Read in Array elements, Compare to Word Document, Add & Count to CSV File

I need help modifying this script.

https://gist.github.com/gbautista72/a319218beaa53df8a935906f9be0c91d

It does a lot and maybe it can be re-written to be more efficient.

Currently, this script has an array of doctor names. When a new doctor comes on board, the name is added to this array.

The script looks in a folder on the server and reads in word documents.

The script looks for the line that starts with “Dictated by:” and then it finds and compares the doctor name on the report and the array. If found, it counts the occurrence and adds to a csv file.

Then the script emails the csv as an attachment.

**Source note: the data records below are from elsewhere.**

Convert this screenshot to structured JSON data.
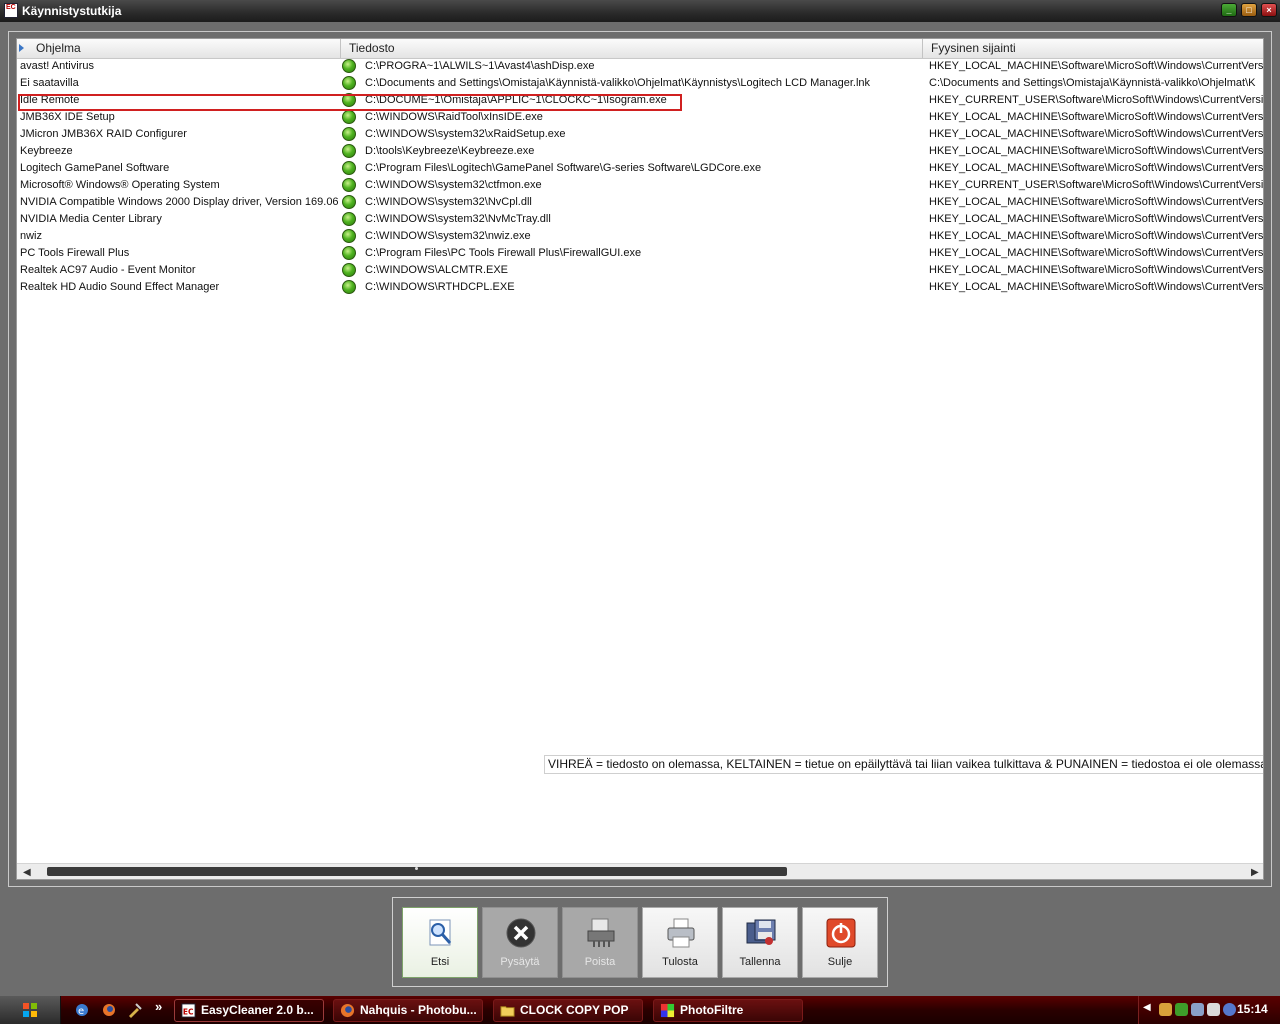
{
  "window": {
    "title": "Käynnistystutkija"
  },
  "columns": [
    "Ohjelma",
    "Tiedosto",
    "Fyysinen sijainti"
  ],
  "rows": [
    {
      "program": "avast! Antivirus",
      "file": "C:\\PROGRA~1\\ALWILS~1\\Avast4\\ashDisp.exe",
      "location": "HKEY_LOCAL_MACHINE\\Software\\MicroSoft\\Windows\\CurrentVersi"
    },
    {
      "program": "Ei saatavilla",
      "file": "C:\\Documents and Settings\\Omistaja\\Käynnistä-valikko\\Ohjelmat\\Käynnistys\\Logitech LCD Manager.lnk",
      "location": "C:\\Documents and Settings\\Omistaja\\Käynnistä-valikko\\Ohjelmat\\K"
    },
    {
      "program": "Idle Remote",
      "file": "C:\\DOCUME~1\\Omistaja\\APPLIC~1\\CLOCKC~1\\Isogram.exe",
      "location": "HKEY_CURRENT_USER\\Software\\MicroSoft\\Windows\\CurrentVersi"
    },
    {
      "program": "JMB36X IDE Setup",
      "file": "C:\\WINDOWS\\RaidTool\\xInsIDE.exe",
      "location": "HKEY_LOCAL_MACHINE\\Software\\MicroSoft\\Windows\\CurrentVersi"
    },
    {
      "program": "JMicron JMB36X RAID Configurer",
      "file": "C:\\WINDOWS\\system32\\xRaidSetup.exe",
      "location": "HKEY_LOCAL_MACHINE\\Software\\MicroSoft\\Windows\\CurrentVersi"
    },
    {
      "program": "Keybreeze",
      "file": "D:\\tools\\Keybreeze\\Keybreeze.exe",
      "location": "HKEY_LOCAL_MACHINE\\Software\\MicroSoft\\Windows\\CurrentVersi"
    },
    {
      "program": "Logitech GamePanel Software",
      "file": "C:\\Program Files\\Logitech\\GamePanel Software\\G-series Software\\LGDCore.exe",
      "location": "HKEY_LOCAL_MACHINE\\Software\\MicroSoft\\Windows\\CurrentVersi"
    },
    {
      "program": "Microsoft® Windows® Operating System",
      "file": "C:\\WINDOWS\\system32\\ctfmon.exe",
      "location": "HKEY_CURRENT_USER\\Software\\MicroSoft\\Windows\\CurrentVersi"
    },
    {
      "program": "NVIDIA Compatible Windows 2000 Display driver, Version 169.06",
      "file": "C:\\WINDOWS\\system32\\NvCpl.dll",
      "location": "HKEY_LOCAL_MACHINE\\Software\\MicroSoft\\Windows\\CurrentVersi"
    },
    {
      "program": "NVIDIA Media Center Library",
      "file": "C:\\WINDOWS\\system32\\NvMcTray.dll",
      "location": "HKEY_LOCAL_MACHINE\\Software\\MicroSoft\\Windows\\CurrentVersi"
    },
    {
      "program": "nwiz",
      "file": "C:\\WINDOWS\\system32\\nwiz.exe",
      "location": "HKEY_LOCAL_MACHINE\\Software\\MicroSoft\\Windows\\CurrentVersi"
    },
    {
      "program": "PC Tools Firewall Plus",
      "file": "C:\\Program Files\\PC Tools Firewall Plus\\FirewallGUI.exe",
      "location": "HKEY_LOCAL_MACHINE\\Software\\MicroSoft\\Windows\\CurrentVersi"
    },
    {
      "program": "Realtek AC97 Audio - Event Monitor",
      "file": "C:\\WINDOWS\\ALCMTR.EXE",
      "location": "HKEY_LOCAL_MACHINE\\Software\\MicroSoft\\Windows\\CurrentVersi"
    },
    {
      "program": "Realtek HD Audio Sound Effect Manager",
      "file": "C:\\WINDOWS\\RTHDCPL.EXE",
      "location": "HKEY_LOCAL_MACHINE\\Software\\MicroSoft\\Windows\\CurrentVersi"
    }
  ],
  "legend_hint": "VIHREÄ = tiedosto on olemassa, KELTAINEN = tietue on epäilyttävä tai liian vaikea tulkittava & PUNAINEN = tiedostoa ei ole olemassa",
  "toolbar": {
    "search": "Etsi",
    "stop": "Pysäytä",
    "delete": "Poista",
    "print": "Tulosta",
    "save": "Tallenna",
    "close": "Sulje"
  },
  "taskbar": {
    "items": [
      "EasyCleaner 2.0 b...",
      "Nahquis - Photobu...",
      "CLOCK COPY POP",
      "PhotoFiltre"
    ],
    "overflow": "»",
    "clock": "15:14"
  },
  "colors": {
    "status_green": "#4fb320",
    "highlight_red": "#d02020",
    "taskbar": "#2a0000"
  }
}
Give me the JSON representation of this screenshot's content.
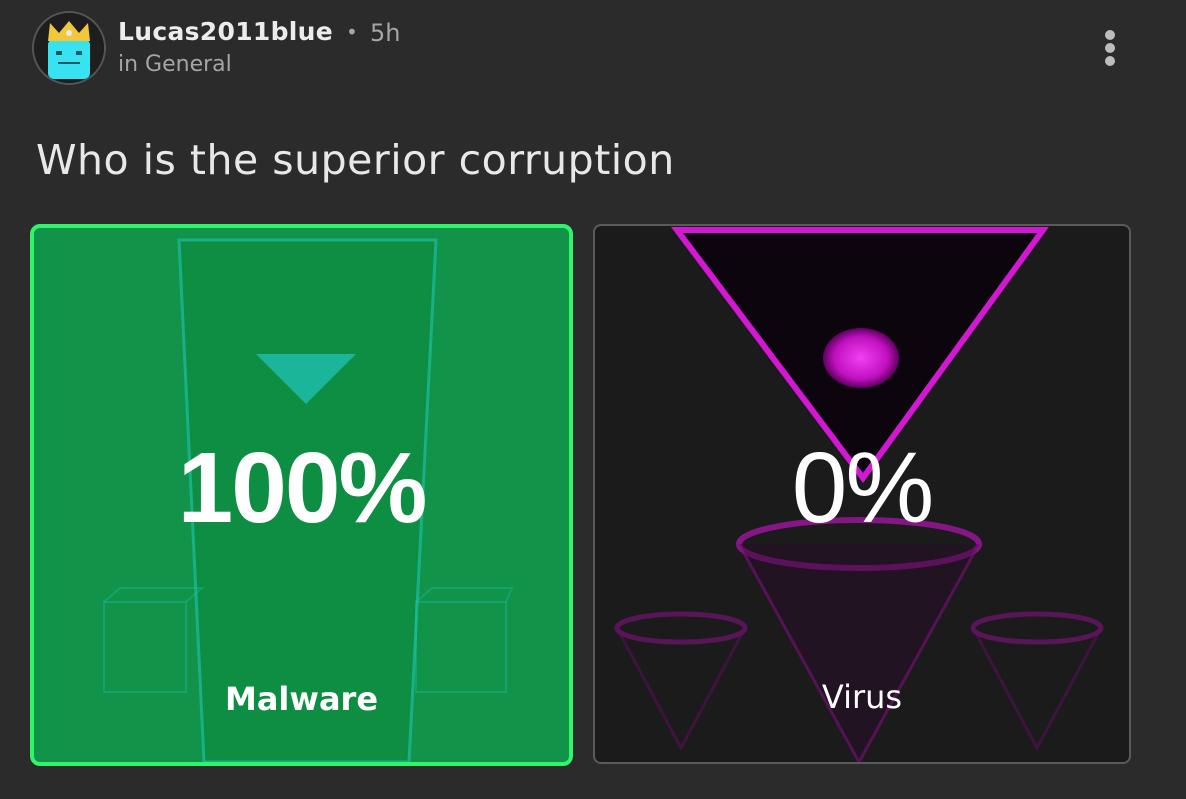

There is one doctor name that is non-standard and coming over in an unknown format: YAP, FELIX Y.

I want the script to accept this name and continue. I want the script to count it on the csv. Also how can I get the outputted csv file to total each column and display the column totals? I’m scratching my head on this.

Help! Thanks.

 

Hello Gina,

Can you give an example of the non-standard format issue you are facing with Yap, Felix Y?

Hello. In my doctor name array, I have John X. Smith, etc. There are two names that do not come over in this format. We have YAP, FELIX Y. and we have *Mark Ziemba. I have a “exceptions” hash or a "synomym hash table but for some reason the script is still not recognizing YAP, FELIX Y.

hash table of alternative names in format @{‘alias’ = ‘standard name’, ‘alias’ = ‘standard name’}

[pre]$docSynonyms = @{‘YAP, FELIX Y.’ = ‘Felix Y. Yap’
‘*Mark Ziemba’ = ‘Mark Ziemba’}[/pre]

How do I get the script to work with these exceptions? How do I get it so that if I have other exceptions, it will see this hash table and carry on successfully with what I set in the hash table?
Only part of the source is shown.